Selon d’autres sources scientifiques, les expositions chroniques aux phtalates peuvent avoir un lien avec l’épidémie d’obésité de notre génération. Au cours d’un contrôle réalisé sur des hommes adultes souffrant de surpoids et d’obésité aux États-Unis, il a été en effet remarqué une certaine corrélation entre les niveaux élevés de métabolites phtalatiques dans les urines et les troubles métaboliques. Les auteurs de ces dites études ont classé ces composés chimiques dans la liste des perturbateurs métaboliques. (8)

Rajoutés aux régimes alimentaires des rats de laboratoires, des phtalates de quantités considérables ont endommagé les organes de ces animaux, en particulier leurs foies. Certains d’entre eux ont même développé un cancer du foie (9). Les études sur l’être humain à ce sujet manquent encore. Toutefois, ces agents chimiques sont répertoriés comme cancérigène possible par l’OMS, la CE et le CIRC.

Actions préventives contre l’intoxication aux phtalates

Afin de limiter les intoxications aux phtalates les autorités ont émis certaines restrictions quant à l’utilisation de ces produits. Au sein de l’Union Européenne, par exemple, des règlements interdisant l’usage de ces plastifiants dans la fabrication de jouets pour enfants ont été mis en vigueur depuis 1999. Certains phtalates à poids moléculaires plus élevés sont quand même admis, mais leur teneur ne doit pas dépasser plus de 0,1 % par rapport à la masse totale de la plastique utilisée. L’intoxication à ces produits chez les enfants de bas âges est en fait très dangereuse.

Symptômes de l’intoxication et traitements

L’intoxication aux phtalates se fait toujours progressivement, par voie orale, cutanée ou aérienne comme il a été dit. L’utilisation des produits et équipements à base de ces plastifiants et ou la consommation d’aliments et de boissons contaminés augmentent les risques. Sous l’effet de la chaleur, ces composés chimiques peuvent migrer facilement dans ces aliments, depuis les emballages ou conditionnements en plastique qui les contiennent.

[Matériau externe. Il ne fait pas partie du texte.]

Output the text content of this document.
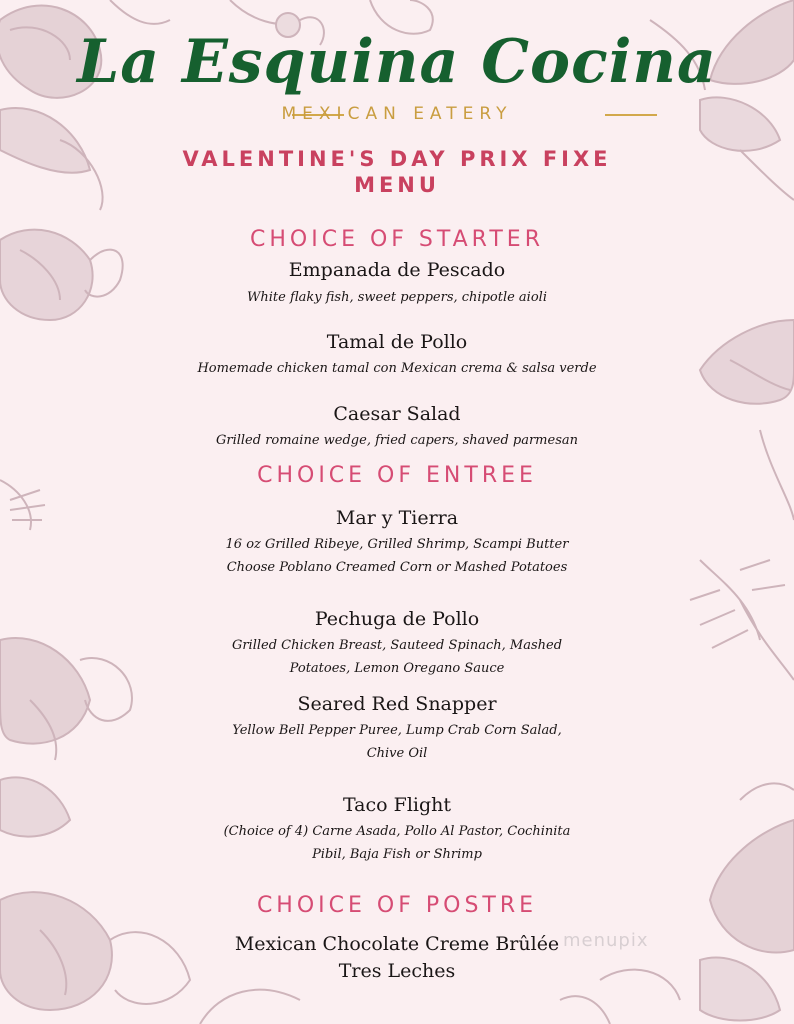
La Esquina Cocina
MEXICAN EATERY
VALENTINE'S DAY PRIX FIXE
MENU
CHOICE OF STARTER
Empanada de Pescado
White flaky fish, sweet peppers, chipotle aioli
Tamal de Pollo
Homemade chicken tamal con Mexican crema & salsa verde
Caesar Salad
Grilled romaine wedge, fried capers, shaved parmesan
CHOICE OF ENTREE
Mar y Tierra
16 oz Grilled Ribeye, Grilled Shrimp, Scampi Butter
Choose Poblano Creamed Corn or Mashed Potatoes
Pechuga de Pollo
Grilled Chicken Breast, Sauteed Spinach, Mashed
Potatoes, Lemon Oregano Sauce
Seared Red Snapper
Yellow Bell Pepper Puree, Lump Crab Corn Salad,
Chive Oil
Taco Flight
(Choice of 4) Carne Asada, Pollo Al Pastor, Cochinita
Pibil, Baja Fish or Shrimp
CHOICE OF POSTRE
Mexican Chocolate Creme Brûlée
Tres Leches
menupix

Les symptômes de l’intoxication se traduisent par un dysfonctionnement de la fonction endocrine, pouvant aboutir à ces différents problèmes de santé précédemment mentionnés.

Jusqu’à ce jour, la prévention constitue la seule manière d’éviter l’empoisonnement à ces perturbateurs endocriniens. Des analyses permettent de détecter leur présence dans les urines.

Références

(1) L 44,18.2.2011 Regulation (EU) No 143/2011 of 17 February 2011 amending Annex XIV to Regulation (EC) No 1907/2006 of the European Parliament and of the Council on the Registration, Evaluation, Authorisation and Restriction of Chemicals (REACH).
(2) Phtalates Fact Sheet, report. Center for Disease Control and Prevention. Nov 2009.
(3) Zota Ami R and al. « Recent fast food consumption and Bisphenol A and Phthalates exposures among the US population in NHANES 2003-2010 ». Environnement Health Perspectives 124(10):1521-1528.
(4) Rudel R and al. « Endocrine disrupting chemicals in indoor and outdoor air ». Atmospheric Environment, 43(1):170-81.
(5) Chang WH and al. « Phtalates might interfere with testicular function by reducing testosterone and insulin-like factor 3 levels » Hum Reprod 2015 Nov;30(11):2658-70.
(6) Patrick R Hannon et Jodi A Flaws. « The effect of phthalates on the Ovary ». Front Endocrinol (Lausanne), 2015;6:8.
(7) Ema M. « Antiandrogenic effects of dibutyl phtalate and its metabolite, monobutyl phtalate in rats ». Congenit Anom, Kyoto 2002 Dec;42(4):297-308.
(8) Desvergne B and al. « PPAR-mediated activity of phthalates: A link to the obesity epidemix? ». Mol Cell Endocrinol.304(1-2):43-8.
(9) Third National Report on Human Exposure to Environmental Chemicals, US CDC, July 2005.